Session Type: Abstract Submissions (ACR)
Although the association of autoimmune thyroid dysfunction and primary Sjögren’s syndrome (SjS) is well known, it is less clear whether a similar relationship also exists between autoimmune thyroid dysfunction and ankylosing spondylitis (AS). Therefore, we aimed to define the frequency of autoimmune thyroid dysfunction in patients with AS, to find out whether the frequency was significantly different from the healthy controls.
Eighty patients with AS (mean age: 40.57±10.13 years; M/F: 50/30) fulfilling the 1984 Modified New York Criteria and 80 healthy subjects, age and sex-matched with AS patients were included. As the positive control group, 62 female patients with primary SjS (mean age: 50.27± 10.84 years) fulfilling the diagnostic criteria of the European Consensus Group were also studied. All cases underwent thyroid ultrasonography by a single endocrinologist to evaluate the size, nodularity and homogeneity of the thyroid gland. Besides, serum free triiodothyronine (fT3), thyroxine (fT4), thyroid-stimulating hormone (TSH), and thyroid autoantibodies were measured. The diagnosis of Hashimoto’s thyroiditis was made only if the patient had thyroid autoantibody positivity plus at least one of the following criteria, namely diffuse goiter with physical examination, abnormality in thyroid function tests and ultrasonographic thyroid hypoechogenicity. Statistical analysis was performed with SPSS.15 for Windows. The chi-squared test and Fisher’s exact test, when appropriate, were used to compare cases and controls. p values < 0.05 were considered statistically significant.
The frequency of Hashimoto’s thyroiditis was significantly higher in patients with AS compared with age and sex-matched healthy controls (10% vs 1.3% p: 0.034). Similarly, the frequencies of any thyroid autoantibody positivity (13.8% vs 2.5% p: 0.017) and ultrasonographic thyroid hypoechogenicity (30% vs 11.3% p: 0.045) were also significantly higher in AS group. Other parameters such as thyroid gland volume and nodularity, and thyroid function tests did not differ significantly between AS and healthy control groups. As expected, frequencies of Hashimoto’s thyroiditis, thyroid autoantibodies and thyroid hypoechogenicity were highest in primary SjS group, however differences did not reach to statistically significant levels between the SjS and AS groups.

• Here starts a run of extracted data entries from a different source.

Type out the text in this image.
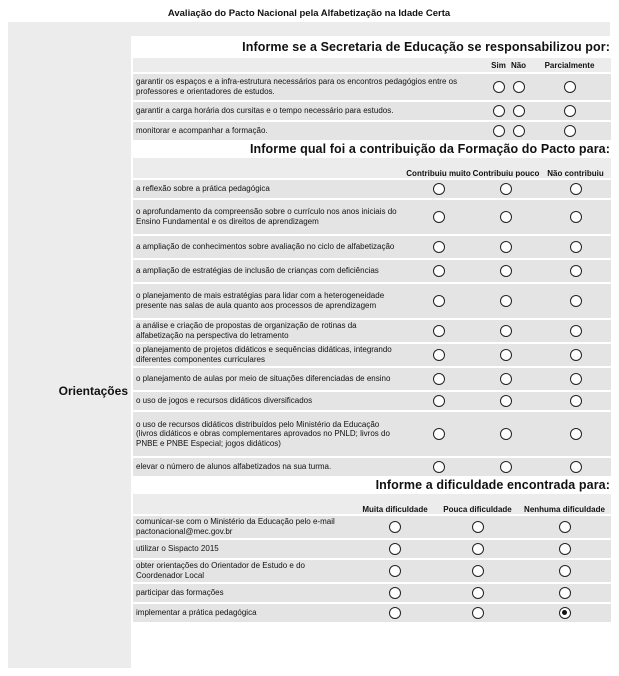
Avaliação do Pacto Nacional pela Alfabetização na Idade Certa
Orientações
Informe se a Secretaria de Educação se responsabilizou por:
	Sim	Não	Parcialmente
garantir os espaços e a infra-estrutura necessários para os encontros pedagógios entre os professores e orientadores de estudos.			
garantir a carga horária dos cursitas e o tempo necessário para estudos.			
monitorar e acompanhar a formação.			
Informe qual foi a contribuição da Formação do Pacto para:
	Contribuiu muito	Contribuiu pouco	Não contribuiu
a reflexão sobre a prática pedagógica			
o aprofundamento da compreensão sobre o currículo nos anos iniciais do Ensino Fundamental e os direitos de aprendizagem			
a ampliação de conhecimentos sobre avaliação no ciclo de alfabetização			
a ampliação de estratégias de inclusão de crianças com deficiências			
o planejamento de mais estratégias para lidar com a heterogeneidade presente nas salas de aula quanto aos processos de aprendizagem			
a análise e criação de propostas de organização de rotinas da alfabetização na perspectiva do letramento			
o planejamento de projetos didáticos e sequências didáticas, integrando diferentes componentes curriculares			
o planejamento de aulas por meio de situações diferenciadas de ensino			
o uso de jogos e recursos didáticos diversificados			
o uso de recursos didáticos distribuídos pelo Ministério da Educação (livros didáticos e obras complementares aprovados no PNLD; livros do PNBE e PNBE Especial; jogos didáticos)			
elevar o número de alunos alfabetizados na sua turma.			
Informe a dificuldade encontrada para:
	Muita dificuldade	Pouca dificuldade	Nenhuma dificuldade
comunicar-se com o Ministério da Educação pelo e-mail pactonacional@mec.gov.br			
utilizar o Sispacto 2015			
obter orientações do Orientador de Estudo e do Coordenador Local			
participar das formações			
implementar a prática pedagógica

The present study showed that the frequency of autoimmune thyroid dysfunction was significantly higher in AS group, compared with healthy controls. It should be kept in mind that, patients with AS may have concomitant autoimmune thyroid dysfunction, and in case of clinical suspicion, such patients should be further evaluated with clinical and laboratory parameters.